La parution complète du catalogue Gaia DR3 est prévue au premier semestre 2022. A cette date, il contiendra toute l’analyse des données obtenues par Gaia pendant les 34 premiers mois de mission, soit sur une période comprise entre le 25 juillet 2014 et le 28 mai 2017. Cette version proposera de nombreux et nouveaux résultats dont la France est le principal contributeur. Cela mobilise au CNES, à Toulouse, une ferme de 6 000 cœurs de calcul et un volume de 5 péta-octets de données.
Les apports de EDR3
Par rapport à la version antérieure DR2, ce nouveau catalogue est considérablement enrichi : il contient désormais les positions, éclats et couleurs de 1,8 milliard d’étoiles. Pour les objets dont la magnitude apparente est située entre 12 et 17, le catalogue est quasi complet. Pour 1,5 milliard de ces sources, les parallaxes, les mouvements propres et la couleur sont également disponibles.
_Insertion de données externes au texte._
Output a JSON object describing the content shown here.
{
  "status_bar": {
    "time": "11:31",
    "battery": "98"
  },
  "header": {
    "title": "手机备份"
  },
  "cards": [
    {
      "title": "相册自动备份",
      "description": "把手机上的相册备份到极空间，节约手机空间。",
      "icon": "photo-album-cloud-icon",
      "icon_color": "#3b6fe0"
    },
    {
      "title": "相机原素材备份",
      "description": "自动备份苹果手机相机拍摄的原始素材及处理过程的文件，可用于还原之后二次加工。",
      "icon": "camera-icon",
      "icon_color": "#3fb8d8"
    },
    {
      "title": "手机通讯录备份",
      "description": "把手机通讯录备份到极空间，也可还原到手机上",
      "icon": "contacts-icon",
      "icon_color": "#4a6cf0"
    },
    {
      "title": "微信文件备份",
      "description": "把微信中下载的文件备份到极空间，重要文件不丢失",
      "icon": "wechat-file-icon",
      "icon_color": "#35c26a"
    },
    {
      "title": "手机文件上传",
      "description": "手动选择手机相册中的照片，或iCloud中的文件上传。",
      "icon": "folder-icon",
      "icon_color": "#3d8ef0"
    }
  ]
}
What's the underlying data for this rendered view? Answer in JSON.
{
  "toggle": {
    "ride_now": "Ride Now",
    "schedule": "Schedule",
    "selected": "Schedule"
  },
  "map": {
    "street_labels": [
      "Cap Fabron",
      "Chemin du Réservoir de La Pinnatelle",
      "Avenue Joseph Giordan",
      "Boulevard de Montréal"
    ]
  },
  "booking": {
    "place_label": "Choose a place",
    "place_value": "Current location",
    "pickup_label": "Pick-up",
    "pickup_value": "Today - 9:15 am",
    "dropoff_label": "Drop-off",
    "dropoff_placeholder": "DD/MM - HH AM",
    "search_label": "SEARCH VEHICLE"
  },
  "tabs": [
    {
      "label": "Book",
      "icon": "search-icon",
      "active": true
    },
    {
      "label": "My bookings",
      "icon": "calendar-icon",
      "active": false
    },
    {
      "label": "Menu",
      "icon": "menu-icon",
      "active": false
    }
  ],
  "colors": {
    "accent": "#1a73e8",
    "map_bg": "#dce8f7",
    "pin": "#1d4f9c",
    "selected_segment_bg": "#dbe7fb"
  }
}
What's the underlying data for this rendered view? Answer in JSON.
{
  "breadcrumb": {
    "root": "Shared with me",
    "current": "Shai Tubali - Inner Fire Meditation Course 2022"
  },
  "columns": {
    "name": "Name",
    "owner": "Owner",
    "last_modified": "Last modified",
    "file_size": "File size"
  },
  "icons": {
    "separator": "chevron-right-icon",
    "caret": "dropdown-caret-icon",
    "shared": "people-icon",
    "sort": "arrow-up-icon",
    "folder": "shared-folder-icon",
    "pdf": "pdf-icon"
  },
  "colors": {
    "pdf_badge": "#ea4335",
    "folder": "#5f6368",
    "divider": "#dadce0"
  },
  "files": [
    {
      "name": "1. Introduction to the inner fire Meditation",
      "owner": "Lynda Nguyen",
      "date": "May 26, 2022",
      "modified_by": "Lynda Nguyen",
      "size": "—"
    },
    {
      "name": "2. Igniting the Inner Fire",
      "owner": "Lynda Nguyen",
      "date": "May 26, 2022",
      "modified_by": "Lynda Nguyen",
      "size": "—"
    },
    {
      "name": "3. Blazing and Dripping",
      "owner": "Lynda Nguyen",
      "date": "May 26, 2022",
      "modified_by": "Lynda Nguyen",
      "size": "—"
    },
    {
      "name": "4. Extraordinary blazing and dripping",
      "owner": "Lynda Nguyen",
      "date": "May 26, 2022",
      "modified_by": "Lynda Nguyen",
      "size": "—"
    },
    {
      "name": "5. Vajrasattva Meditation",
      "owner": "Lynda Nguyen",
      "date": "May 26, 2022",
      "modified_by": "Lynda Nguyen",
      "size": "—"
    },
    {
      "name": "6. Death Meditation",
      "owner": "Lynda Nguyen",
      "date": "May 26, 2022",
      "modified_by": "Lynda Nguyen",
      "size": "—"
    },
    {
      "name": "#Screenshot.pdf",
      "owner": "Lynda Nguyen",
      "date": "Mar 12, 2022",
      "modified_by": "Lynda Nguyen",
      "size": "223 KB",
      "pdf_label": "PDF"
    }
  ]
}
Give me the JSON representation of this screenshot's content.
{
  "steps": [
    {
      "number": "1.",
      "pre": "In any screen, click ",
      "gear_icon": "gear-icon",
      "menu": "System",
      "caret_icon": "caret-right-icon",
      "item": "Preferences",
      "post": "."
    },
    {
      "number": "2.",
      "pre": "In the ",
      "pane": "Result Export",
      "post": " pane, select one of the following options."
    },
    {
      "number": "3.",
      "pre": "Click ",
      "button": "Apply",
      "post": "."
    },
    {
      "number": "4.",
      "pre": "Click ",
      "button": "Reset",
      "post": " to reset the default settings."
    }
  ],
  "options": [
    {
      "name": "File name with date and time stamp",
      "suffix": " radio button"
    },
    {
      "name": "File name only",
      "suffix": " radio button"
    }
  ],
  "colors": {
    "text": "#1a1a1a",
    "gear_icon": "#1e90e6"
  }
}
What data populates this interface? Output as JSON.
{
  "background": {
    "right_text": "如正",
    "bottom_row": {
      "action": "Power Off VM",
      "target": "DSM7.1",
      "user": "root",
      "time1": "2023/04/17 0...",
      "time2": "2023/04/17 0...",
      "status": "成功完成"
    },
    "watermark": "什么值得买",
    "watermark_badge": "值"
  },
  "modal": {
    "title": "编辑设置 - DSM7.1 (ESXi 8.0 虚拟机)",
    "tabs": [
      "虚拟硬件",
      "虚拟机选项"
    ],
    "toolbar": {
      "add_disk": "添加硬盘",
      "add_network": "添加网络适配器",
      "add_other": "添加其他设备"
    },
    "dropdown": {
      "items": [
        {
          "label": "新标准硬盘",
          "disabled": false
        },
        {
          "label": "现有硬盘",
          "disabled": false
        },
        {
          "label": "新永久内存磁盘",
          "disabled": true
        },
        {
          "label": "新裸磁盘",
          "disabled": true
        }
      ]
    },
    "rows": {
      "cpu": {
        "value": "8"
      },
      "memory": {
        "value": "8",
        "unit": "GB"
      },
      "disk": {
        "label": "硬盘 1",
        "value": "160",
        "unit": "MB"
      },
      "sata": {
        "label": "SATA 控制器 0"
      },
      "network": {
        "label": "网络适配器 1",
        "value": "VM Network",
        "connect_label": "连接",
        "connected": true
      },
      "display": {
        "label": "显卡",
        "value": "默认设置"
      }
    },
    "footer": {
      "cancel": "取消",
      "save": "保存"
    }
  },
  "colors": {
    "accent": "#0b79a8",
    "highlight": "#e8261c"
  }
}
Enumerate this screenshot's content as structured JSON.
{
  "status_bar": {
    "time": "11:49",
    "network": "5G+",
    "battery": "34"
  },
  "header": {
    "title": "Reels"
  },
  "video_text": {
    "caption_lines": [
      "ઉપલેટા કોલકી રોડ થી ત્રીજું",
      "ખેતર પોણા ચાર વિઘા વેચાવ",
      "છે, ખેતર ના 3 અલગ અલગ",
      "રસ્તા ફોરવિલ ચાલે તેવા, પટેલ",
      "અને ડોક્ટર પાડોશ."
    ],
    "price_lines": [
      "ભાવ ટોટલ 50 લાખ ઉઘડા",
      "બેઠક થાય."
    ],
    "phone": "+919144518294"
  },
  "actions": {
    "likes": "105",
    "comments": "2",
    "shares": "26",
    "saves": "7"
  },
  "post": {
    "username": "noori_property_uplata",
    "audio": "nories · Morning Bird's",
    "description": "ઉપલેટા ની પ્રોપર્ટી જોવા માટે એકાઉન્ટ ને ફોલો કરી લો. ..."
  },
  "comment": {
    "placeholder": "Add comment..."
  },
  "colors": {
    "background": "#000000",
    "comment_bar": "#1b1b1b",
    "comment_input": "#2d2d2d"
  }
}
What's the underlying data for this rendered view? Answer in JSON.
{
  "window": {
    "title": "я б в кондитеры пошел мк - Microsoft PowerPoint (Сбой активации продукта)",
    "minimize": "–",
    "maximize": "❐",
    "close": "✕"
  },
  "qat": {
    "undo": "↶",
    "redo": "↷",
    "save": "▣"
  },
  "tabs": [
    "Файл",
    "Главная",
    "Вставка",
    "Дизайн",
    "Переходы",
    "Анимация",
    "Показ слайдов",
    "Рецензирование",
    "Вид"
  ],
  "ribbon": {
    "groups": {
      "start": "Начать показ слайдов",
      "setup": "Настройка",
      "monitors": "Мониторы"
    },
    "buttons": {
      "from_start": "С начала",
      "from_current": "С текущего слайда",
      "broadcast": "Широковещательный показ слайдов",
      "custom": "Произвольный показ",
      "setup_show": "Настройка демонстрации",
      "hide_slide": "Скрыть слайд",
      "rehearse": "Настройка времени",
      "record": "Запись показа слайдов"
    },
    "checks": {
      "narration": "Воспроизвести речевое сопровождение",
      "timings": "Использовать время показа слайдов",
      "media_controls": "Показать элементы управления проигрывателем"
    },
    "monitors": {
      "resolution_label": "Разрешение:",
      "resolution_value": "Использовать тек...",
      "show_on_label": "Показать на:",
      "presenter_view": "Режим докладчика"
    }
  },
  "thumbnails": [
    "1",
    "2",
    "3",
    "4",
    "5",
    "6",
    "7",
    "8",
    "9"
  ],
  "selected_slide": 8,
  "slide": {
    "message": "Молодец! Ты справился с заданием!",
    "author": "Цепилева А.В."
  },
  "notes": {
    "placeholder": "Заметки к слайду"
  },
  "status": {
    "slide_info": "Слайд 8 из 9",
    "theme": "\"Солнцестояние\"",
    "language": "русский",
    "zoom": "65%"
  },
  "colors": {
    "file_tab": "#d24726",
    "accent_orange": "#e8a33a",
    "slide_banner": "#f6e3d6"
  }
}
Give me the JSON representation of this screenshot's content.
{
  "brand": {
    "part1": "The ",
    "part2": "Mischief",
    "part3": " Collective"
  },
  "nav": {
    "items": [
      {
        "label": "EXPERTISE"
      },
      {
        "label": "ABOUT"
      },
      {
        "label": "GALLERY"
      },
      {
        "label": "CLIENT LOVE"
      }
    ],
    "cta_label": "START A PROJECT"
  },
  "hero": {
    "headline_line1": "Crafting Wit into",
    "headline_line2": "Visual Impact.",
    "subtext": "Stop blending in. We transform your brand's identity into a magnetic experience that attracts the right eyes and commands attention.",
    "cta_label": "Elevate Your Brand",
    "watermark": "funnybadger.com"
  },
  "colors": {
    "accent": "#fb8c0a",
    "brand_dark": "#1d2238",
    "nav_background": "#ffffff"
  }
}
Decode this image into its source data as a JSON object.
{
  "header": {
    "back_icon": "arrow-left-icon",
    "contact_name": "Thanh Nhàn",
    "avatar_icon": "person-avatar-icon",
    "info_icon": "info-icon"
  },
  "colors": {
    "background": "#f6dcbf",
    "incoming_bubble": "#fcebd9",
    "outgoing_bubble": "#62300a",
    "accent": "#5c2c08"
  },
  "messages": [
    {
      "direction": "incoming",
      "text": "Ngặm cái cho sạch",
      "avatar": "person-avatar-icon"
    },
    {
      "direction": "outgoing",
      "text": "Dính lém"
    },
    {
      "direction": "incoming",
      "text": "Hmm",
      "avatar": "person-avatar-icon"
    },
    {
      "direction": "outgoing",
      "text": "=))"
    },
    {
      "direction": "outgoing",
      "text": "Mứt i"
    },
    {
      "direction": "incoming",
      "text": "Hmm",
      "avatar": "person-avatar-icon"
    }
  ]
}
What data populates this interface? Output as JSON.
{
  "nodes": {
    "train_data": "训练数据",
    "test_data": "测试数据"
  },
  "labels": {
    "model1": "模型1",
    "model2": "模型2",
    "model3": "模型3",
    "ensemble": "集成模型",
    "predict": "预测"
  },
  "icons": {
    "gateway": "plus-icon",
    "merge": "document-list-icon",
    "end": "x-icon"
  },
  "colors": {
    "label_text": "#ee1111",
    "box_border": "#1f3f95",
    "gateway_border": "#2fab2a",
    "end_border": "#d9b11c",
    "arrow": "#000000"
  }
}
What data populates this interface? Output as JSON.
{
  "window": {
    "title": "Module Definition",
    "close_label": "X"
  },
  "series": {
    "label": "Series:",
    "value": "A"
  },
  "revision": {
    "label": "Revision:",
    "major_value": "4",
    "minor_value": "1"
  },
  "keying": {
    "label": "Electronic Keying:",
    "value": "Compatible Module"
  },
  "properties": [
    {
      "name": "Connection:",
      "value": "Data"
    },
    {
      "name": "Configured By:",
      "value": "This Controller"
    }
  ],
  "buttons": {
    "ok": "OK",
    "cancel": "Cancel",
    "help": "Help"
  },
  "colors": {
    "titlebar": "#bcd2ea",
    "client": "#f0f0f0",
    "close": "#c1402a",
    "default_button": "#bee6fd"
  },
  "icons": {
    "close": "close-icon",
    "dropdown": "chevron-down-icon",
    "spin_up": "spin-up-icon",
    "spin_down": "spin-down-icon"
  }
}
Par rapport à Gaia DR2, Gaia EDR3 constitue une avancée majeure. Pour les données astrométriques et photométriques, il gagne en précision, en exactitude et en homogénéité. La précision sur les parallaxes trigonométriques est améliorée d’environ 30% et celle des mouvements propres est typiquement deux fois meilleure.
Toutes les positions et mouvements propres des objets sont rattachés à la troisième réalisation du repère de référence Gaia (Gaia CRF3, Gaia Reference Frame). Matérialisé par 1 614 173 quasars (soit trois fois plus que pour Gaia DR2), Gaia-CRF3 est aligné sur le repère de référence international (ICRF) à mieux que 0,01 milliseconde de degré.
La photométrie est, elle aussi, plus précise, mais surtout beaucoup plus homogène sur l’ensemble du ciel et sur toute la gamme des magnitudes et des couleurs, sans aucune erreur systématique supérieure à 1%.
Gaia DR3 inclut enfin les 7 millions de vitesses radiales déjà contenues dans Gaia DR2, mais corrigées pour l’occasion d’un petit nombre de valeurs erronées.
Premières applications de EDR3
La sortie de Gaia EDR3 s’accompagne de quatre articles scientifiques parus dans la revue Astronomy & Astrophysics, démontrant son potentiel scientifique dans quatre domaines différents :
- Un catalogue très complet des 331 312 étoiles situées à moins de 100 parsecs du Soleil, permettant nombre de recherches sur les luminosités, la cinématique et les orbites de ces étoiles, parmi lesquelles notamment les plus faibles dont le recensement était jusqu’ici très incomplet ;
- Une étude détaillée des différentes populations d’étoiles, d’origine galactique et extragalactique, en direction de l’anticentre galactique. En sondant les confins du disque de la Voie lactée, sa dynamique complexe y est dévoilée ;
- Une étude complète de la structure, de la cinématique et des propriétés des deux Nuages de Magellan et de leurs différentes populations d’étoiles, ainsi que du pont (le « Magellanic Bridge ») qui les relie, montrant le courant d’étoiles partant du Petit Nuage de Magellan et allant vers le Grand Nuage ;

- Une étude des mouvements propres par rapport aux quasars de Gaia EDR3 qui révèle un effet systématique dû à l’accélération du barycentre du Système solaire par rapport au repère de référence des sources extragalactiques distantes. C’est l’amélioration spectaculaire de la qualité de l’astrométrie et la diminution drastique des erreurs systématiques qui ont rendu cette mesure possible.
Le plus vaste relevé de la Voie lactée est loin d’être achevé. Il sera complété au fur et à mesure du traitement des données. Trois autres rendez-vous sont prévus, DR3 dans sa version intégrale en 2022, puis DR4 et DR5. Le dépouillement complet s’étendra sur près de 20 ans.